Sunday, June 01, 2014

Clayville and Prairieland Strings tune for June -- "Cumberland Mountain Deer Chase"

Editor's note -- Pictures at left and below show members of the Prairieland Strings/Clayville Pioneer Academy of Music playing in front of the Broadwell Tavern May 18 at Clayville's spring festival. Courtesy of Fred Crawford.

We're back to holding our "first Tuesday" and "third Thursday" meetings of the Prairieland Strings at Atonement Lutheran Church -- thanks to all for putting up with the inconvenience while I was recuperating from pneumonia last month.

Our new tune for June is "Cumberland Mountain Deer Chase."

Our schedule for June is as follows:

  • Prairieland, "first Tuesday": 7 to 9 p.m. Tuesday, June 3, at Atonement Lutheran Church, 2800 West Jefferson, Springfield.

  • Clayville Academy jam session: 10 a.m. to noon, June 7, in the barn at Clayville Historic Site, Ill. 125 at Pleasant Plains.

  • Prairieland, "third Thursday": 7 to 9 p.m., June 19, at Atonement.

"Cumberland Mountain Deer Chase" -- also known as "Cumberland Mountain Deer Race" and/or "Cumberland Mountain Bear Chase" -- is a lively up-tempo tune that sounds like it might be an old, old fiddle tune. But it isn't. It's a novelty song that Uncle Dave Macon, one of the first stars of the Grand Ole Opry, made popular in the 1930s and 40s. Folk singer and banjo virtuoso Pete Seeger covered it in several albums later, and it has gone back into oral tradition as a high-octane banjo tune.

According to the Country Music Hall of Fame, Macon, of Murfreesboro, Tenn., got his start in life "as a farmer and teamster (hauling goods with a mule and cart)," and broke into show biz in vaudeville and medicine shows. He started cutting records in the 1920s, and joined the Opry almost as soon as it went on the air in 1926. He was a fine musician, but he's best known today for novelty numbers.

Wayne Erbsen of Native Ground Music in Asheville, N.C., has lyrics for "Cumberland Mountain Deer Chase" in his instruction book Clawhammer Banjo for the Complete Ignoramus, and he's posted lyrics to his website at http://nativeground.com/cumberland-mountain-deer-chase/.

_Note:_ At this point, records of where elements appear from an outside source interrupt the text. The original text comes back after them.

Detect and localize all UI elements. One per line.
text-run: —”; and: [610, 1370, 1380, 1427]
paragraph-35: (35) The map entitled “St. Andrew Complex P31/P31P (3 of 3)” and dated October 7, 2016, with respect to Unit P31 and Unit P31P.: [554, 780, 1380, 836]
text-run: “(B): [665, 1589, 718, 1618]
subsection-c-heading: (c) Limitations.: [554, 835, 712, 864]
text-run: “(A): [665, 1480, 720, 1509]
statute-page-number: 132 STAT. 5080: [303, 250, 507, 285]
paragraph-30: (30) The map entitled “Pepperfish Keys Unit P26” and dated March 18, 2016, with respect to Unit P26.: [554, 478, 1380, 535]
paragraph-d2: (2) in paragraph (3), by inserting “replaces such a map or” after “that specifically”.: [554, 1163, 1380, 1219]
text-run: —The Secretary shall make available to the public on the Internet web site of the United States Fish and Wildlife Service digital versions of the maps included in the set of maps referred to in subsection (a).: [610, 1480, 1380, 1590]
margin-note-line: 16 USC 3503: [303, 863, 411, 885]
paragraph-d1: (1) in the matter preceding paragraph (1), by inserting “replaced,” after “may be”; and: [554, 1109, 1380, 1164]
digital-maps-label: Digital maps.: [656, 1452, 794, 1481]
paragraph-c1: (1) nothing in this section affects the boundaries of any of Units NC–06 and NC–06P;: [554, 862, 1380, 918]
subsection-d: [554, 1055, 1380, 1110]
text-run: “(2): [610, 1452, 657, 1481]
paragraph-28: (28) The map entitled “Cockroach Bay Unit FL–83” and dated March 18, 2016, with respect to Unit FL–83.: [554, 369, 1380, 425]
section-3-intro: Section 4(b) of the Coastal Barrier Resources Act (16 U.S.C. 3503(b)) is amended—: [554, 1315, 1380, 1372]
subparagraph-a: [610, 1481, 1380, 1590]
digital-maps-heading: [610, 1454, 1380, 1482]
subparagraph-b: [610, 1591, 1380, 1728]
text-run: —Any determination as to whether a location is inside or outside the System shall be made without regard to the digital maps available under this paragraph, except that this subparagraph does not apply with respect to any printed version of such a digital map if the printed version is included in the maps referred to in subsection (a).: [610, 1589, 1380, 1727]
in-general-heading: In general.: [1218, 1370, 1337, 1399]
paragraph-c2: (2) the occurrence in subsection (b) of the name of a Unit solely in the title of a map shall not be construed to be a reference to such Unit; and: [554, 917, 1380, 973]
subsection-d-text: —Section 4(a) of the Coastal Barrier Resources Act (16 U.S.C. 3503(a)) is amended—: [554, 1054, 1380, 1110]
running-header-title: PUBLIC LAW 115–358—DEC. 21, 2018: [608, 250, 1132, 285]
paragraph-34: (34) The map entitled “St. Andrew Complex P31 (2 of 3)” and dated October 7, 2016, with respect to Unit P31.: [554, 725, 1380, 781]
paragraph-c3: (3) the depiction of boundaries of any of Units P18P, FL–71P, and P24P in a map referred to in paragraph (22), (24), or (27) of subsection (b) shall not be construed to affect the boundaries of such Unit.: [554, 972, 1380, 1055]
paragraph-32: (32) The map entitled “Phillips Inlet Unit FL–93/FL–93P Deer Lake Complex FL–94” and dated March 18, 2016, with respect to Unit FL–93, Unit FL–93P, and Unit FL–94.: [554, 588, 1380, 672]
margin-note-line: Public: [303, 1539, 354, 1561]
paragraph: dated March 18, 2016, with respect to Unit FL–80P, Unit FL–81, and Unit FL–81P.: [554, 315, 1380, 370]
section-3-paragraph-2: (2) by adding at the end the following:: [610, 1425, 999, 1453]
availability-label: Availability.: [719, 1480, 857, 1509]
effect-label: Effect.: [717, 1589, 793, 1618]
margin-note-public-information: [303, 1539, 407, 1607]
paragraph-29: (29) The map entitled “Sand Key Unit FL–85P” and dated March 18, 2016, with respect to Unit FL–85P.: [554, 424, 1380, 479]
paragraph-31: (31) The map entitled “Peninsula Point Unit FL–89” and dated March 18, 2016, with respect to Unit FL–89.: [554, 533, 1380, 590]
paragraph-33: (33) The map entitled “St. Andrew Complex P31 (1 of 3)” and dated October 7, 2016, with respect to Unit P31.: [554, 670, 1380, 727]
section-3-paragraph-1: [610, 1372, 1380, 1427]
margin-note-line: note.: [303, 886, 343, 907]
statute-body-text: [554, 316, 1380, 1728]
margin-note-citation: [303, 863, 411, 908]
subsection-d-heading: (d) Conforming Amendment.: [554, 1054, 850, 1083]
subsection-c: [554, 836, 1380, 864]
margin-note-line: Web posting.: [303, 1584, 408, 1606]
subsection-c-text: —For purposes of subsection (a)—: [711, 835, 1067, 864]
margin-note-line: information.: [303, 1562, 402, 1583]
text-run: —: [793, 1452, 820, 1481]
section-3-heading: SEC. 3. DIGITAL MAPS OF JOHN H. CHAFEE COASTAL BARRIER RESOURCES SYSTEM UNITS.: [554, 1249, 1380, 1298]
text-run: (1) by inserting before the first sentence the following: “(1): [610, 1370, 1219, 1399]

Away, away we’re bound for the mountain
Bound for the mountain, bound for the mountain
Over the mountain, the hills and the fountain
Away to the chase away.

Rover, Rover, see him, see him
Rover, Rover, catch him, catch him
Over the mountain, the hills and the fountain
Away to the chase away.

Now we’re getting right for the race
The hounds and the horses all in the pace
Over the mountain, the hills and the fountain
Away to the chase away.

All night long till the break of dawn
Merrily the chase goes on
Over the mountain, the hills and the fountain
Away to the chase away.

Uncle Dave Macon sang the parts about the hounds really fast, then slowed down for a verse about the deer -- who's panting and getting winded by this time -- and picked up again as he returned to the hounds and horses. (It isn't in Erbsen's version.) As you listen to him in the YouTube clip below, see if you're not reminded of "English Country Garden," an English morris dance tune collected by Cecil Sharp and arranged for piano in 1918 by Percy Grainger.

1 comment:

vrteach said...

A few years back Cumberland Mountain Deer Chase was a Tune of the Week (TOTW) on the Banjo Hangout. The interesting thing was that it was posted by Mirek Patek, a banjo player from the Czech Republic. He noted that the melody is VERY close to a Czech children folk song Holka modrooka (translates as Blue Eyed Girl).